It is possible that the increased error at the beginning of the Test block may have led to some awareness of the perturbation. However, there are a few reasons why we do not think that this led to the observed pattern of generalization. First, generalization at the probe locations was apparent at the start of the Test block, measured over the average of the first five reaches [t(7) = 5.92, p < 0.001]. Second, while post-experiment questionnaires revealed that most participants had a general sense that there was some sort of experimental manipulation of the feedback, they were not able to able to articulate the manipulation and reported reaching straight toward the probe target location. Third, if the generalization was due to the generic application of a strategy, we would expect it to be of similar magnitude as that observed at the training location; however, the results show that is was considerably attenuated. In sum, the results of Experiment 3 indicate that broad generalization for the rectilinear context was not dependent on conditions that might induce the use of a strategy.

Discussion

Summary

The set of experiments presented here highlight an important constraint on generalization following sensorimotor adaptation. Experiment 1 replicated previous work, showing that generalization was much broader when a visuomotor perturbation involved a translational shift compared to a rotation. Previous accounts of this difference have attributed it to how the type of perturbation, and its resultant error, is used to update an internal model (Thoroughman and Taylor, 2005; Hinder et al., 2008; Shabbott and Sainburg, 2010; Taylor et al., 2013). However, the results of Experiment 2 provide compelling evidence that the training context is the primary factor underlying this difference. Broad generalization was observed with a rotation when the targets were in a rectilinear arrangement, and became much smaller for a translation when the targets were arranged in a circular arrangement. The broad generalization pattern for the line context also held when participants were largely unaware of the visual perturbation (Experiment 3). Taken together, these results show that the pattern and breadth of generalization is strongly constrained by the training environment.
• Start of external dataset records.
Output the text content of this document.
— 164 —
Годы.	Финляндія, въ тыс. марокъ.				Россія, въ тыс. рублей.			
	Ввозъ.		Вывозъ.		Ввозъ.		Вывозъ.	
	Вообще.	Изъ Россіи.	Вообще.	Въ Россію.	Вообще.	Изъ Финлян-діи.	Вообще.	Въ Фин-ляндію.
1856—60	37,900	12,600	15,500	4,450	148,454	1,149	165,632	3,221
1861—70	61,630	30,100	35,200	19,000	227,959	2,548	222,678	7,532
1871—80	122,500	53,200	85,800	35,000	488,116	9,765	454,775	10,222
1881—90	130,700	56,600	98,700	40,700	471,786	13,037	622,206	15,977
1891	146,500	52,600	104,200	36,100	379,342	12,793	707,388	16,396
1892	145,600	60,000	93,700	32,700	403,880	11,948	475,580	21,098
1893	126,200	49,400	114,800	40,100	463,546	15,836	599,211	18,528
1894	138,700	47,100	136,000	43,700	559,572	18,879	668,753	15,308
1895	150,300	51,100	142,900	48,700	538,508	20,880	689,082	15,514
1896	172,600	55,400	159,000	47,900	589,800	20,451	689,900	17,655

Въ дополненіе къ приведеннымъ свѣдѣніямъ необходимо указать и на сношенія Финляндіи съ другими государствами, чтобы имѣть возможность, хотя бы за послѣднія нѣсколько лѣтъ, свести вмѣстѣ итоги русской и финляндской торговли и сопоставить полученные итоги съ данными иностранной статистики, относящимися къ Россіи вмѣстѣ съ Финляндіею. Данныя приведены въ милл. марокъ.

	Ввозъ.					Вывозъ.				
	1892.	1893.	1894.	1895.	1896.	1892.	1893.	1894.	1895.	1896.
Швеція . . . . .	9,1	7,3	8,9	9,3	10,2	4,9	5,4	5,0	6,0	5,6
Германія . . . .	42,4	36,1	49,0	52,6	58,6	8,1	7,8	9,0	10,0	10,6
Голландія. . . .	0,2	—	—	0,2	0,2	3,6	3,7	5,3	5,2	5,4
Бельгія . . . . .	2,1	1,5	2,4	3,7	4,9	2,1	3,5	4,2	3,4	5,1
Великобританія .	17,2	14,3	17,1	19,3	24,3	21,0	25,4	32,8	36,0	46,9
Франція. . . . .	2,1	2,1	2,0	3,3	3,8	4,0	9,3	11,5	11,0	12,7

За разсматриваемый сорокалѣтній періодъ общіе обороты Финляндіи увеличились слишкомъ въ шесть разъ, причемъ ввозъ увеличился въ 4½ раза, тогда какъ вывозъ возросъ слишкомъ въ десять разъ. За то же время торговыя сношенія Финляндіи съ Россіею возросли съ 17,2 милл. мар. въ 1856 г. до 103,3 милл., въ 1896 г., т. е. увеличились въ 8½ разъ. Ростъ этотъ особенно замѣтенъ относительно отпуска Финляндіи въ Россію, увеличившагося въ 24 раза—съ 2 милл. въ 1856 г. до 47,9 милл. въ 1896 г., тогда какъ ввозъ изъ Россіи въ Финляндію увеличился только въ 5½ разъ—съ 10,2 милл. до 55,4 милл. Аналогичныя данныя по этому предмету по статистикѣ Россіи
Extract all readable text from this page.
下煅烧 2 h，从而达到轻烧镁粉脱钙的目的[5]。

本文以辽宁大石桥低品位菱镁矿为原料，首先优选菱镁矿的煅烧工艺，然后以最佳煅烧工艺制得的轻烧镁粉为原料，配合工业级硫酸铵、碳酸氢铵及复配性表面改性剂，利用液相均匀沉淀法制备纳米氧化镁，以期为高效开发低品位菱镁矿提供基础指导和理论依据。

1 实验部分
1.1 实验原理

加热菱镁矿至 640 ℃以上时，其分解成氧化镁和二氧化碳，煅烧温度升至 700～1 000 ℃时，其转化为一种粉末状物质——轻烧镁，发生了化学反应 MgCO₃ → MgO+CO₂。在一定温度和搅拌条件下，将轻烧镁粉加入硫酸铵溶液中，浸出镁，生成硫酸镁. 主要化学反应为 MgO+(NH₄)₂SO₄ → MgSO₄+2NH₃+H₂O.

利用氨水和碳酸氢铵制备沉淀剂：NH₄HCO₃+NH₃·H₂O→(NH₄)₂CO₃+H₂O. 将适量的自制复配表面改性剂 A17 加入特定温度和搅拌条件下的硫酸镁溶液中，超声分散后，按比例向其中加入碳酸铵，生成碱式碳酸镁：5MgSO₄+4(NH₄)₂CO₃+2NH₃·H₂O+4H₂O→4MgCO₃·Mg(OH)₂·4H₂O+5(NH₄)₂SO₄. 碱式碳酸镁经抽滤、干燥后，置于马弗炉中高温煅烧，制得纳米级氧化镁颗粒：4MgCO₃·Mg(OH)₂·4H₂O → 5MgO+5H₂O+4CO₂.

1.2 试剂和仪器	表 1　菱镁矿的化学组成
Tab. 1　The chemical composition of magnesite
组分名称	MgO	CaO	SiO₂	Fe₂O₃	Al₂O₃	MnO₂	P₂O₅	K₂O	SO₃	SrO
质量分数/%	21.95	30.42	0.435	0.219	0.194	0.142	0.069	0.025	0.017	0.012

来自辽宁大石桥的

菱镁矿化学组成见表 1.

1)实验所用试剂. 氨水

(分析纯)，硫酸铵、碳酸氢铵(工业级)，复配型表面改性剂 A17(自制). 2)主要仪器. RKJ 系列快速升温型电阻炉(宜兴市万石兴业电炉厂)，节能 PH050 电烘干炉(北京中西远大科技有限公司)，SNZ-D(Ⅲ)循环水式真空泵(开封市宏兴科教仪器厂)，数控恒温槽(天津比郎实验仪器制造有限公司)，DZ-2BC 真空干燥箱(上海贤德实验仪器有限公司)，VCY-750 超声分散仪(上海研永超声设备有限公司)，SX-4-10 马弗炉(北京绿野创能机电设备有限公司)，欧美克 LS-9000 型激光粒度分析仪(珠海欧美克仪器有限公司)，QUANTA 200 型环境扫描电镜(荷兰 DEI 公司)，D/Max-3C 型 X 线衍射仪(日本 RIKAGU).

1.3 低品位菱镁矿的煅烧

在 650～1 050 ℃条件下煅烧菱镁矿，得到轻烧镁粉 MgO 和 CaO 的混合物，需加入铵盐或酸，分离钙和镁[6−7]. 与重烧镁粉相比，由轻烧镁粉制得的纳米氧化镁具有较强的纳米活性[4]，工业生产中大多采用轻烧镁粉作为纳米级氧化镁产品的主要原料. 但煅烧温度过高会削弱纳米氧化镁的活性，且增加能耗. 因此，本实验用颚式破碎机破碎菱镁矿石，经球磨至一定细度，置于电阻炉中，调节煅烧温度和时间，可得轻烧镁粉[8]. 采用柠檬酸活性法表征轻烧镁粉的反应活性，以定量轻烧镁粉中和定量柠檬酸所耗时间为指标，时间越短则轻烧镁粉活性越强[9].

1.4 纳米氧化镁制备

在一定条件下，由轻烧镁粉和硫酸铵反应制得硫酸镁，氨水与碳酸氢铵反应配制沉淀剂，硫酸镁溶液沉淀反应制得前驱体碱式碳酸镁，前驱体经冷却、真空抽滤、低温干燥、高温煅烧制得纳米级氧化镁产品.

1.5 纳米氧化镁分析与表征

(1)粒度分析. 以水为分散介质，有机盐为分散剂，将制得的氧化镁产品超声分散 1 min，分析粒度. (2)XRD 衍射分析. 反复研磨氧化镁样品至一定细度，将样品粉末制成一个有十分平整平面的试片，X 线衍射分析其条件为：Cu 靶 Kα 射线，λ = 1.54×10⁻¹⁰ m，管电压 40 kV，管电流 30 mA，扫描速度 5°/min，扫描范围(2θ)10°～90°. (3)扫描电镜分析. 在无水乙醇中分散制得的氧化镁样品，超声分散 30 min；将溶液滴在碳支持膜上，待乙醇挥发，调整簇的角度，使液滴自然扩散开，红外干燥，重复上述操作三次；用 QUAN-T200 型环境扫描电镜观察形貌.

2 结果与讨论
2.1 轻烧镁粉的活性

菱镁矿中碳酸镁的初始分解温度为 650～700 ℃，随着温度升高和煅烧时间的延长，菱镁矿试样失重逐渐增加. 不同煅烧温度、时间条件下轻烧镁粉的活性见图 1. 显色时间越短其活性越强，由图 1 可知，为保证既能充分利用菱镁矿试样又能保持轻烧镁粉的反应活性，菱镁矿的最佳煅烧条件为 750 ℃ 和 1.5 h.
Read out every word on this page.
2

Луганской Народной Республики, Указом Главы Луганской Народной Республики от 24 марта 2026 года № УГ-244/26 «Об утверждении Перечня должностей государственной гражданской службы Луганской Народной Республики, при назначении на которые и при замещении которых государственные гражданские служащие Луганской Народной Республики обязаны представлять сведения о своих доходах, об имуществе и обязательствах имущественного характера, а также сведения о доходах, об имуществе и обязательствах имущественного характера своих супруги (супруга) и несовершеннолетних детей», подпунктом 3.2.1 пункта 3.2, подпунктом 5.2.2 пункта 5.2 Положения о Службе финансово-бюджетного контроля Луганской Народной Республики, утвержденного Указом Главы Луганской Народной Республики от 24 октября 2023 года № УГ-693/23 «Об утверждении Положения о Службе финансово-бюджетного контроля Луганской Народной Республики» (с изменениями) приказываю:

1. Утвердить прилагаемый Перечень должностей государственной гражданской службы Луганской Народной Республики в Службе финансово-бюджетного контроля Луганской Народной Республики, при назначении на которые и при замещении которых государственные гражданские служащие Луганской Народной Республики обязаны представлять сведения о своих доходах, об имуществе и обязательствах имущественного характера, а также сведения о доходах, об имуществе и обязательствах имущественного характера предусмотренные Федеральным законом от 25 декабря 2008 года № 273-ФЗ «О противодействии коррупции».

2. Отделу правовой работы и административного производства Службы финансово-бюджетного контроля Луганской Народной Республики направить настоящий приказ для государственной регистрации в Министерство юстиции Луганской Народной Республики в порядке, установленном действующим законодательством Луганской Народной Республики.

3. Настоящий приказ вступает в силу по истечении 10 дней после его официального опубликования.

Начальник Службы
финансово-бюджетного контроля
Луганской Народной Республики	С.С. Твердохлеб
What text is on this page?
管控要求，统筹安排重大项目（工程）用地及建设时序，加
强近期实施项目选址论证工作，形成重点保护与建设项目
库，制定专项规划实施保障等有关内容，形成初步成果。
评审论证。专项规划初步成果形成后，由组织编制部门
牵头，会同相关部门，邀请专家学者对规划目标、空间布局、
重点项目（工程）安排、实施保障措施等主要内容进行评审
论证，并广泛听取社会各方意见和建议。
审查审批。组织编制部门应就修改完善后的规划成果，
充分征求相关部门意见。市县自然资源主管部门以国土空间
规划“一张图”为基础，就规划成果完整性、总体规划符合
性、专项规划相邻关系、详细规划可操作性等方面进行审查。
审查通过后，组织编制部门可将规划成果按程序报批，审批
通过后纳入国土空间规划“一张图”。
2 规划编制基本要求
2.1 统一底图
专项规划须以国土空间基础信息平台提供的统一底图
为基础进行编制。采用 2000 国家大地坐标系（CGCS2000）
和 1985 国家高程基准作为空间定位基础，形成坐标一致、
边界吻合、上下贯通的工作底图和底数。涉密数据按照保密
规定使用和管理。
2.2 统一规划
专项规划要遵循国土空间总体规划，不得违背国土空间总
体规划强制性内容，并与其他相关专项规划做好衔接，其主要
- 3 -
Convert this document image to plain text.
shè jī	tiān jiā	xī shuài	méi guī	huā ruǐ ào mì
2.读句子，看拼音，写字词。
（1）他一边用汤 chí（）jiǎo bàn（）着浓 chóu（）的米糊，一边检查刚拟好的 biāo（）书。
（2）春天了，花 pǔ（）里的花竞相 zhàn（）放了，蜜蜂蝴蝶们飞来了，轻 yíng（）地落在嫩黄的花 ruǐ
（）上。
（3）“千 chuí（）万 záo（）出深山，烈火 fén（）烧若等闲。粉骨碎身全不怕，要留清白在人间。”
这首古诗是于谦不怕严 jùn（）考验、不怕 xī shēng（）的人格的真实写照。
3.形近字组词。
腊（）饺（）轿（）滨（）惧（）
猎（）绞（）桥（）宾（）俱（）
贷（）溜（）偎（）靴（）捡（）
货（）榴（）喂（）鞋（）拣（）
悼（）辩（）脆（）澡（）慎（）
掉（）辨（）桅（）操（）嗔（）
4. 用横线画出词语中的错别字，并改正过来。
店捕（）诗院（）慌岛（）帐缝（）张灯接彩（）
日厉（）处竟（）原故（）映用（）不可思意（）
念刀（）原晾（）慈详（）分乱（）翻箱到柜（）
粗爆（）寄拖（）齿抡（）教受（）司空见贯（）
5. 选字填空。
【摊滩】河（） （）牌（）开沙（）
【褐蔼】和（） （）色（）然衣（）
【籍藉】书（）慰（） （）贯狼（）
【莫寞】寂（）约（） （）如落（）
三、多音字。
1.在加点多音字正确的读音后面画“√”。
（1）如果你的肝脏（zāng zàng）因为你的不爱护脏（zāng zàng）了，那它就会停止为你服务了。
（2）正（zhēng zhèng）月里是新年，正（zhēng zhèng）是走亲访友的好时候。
The Role of Error Signals in Models of Generalization

In examining generalization, researchers have focused on the breadth of the generalization function and the reference frame in which generalization is expressed. Across a number of studies, a picture has emerged in which the pattern of generalization varies for different visual perturbations. Generalization of rotations has been shown to be quite narrow, with the modest generalization at distant locations showing trajectory deviations that are consistent with the rotation. For example, with a clockwise rotation, the small amount of generalization for probe locations 180° from the training location are also in the clockwise direction (Pine et al., 1996; Krakauer et al., 2000). In contrast, generalization following gain changes (Krakauer et al., 2000; Pearson et al., 2010) and translational perturbations is quite broad, with the latter evident following prism adaptation (Bedford, 1993) or cursor shifts in one Cartesian dimension (Ghahramani et al., 1996). Thus, for translational perturbations, the trajectory deviations are consistent with what would be expected if participants had learned to compensate for a translation (Ghahramani et al., 1996). However, recent studies have suggested that generalization may entail multiple components, and that these may be expressed in multiple reference frames (Brayanov et al., 2012; Taylor et al., 2013).

Differences in generalization have been attributed to the error signal caused by the perturbation (Krakauer et al., 2000; Taylor et al., 2013). In a previous study involving a rotation, we found that systematically increasing the quality of visual error information led to different patterns of generalization (Taylor et al., 2013). When online feedback was provided throughout the entire movement, generalization was manifest as trajectory deviations that would suggest the participants had learned a rotational perturbation. In contrast, when feedback was limited to knowledge of results (endpoint feedback), the trajectory deviations were in the opposite direction, consistent with what would be expected if the participants had inferred a translational perturbation. Intermediate levels of feedback led to reference frame effects that fell between that observed with full online and endpoint only feedback.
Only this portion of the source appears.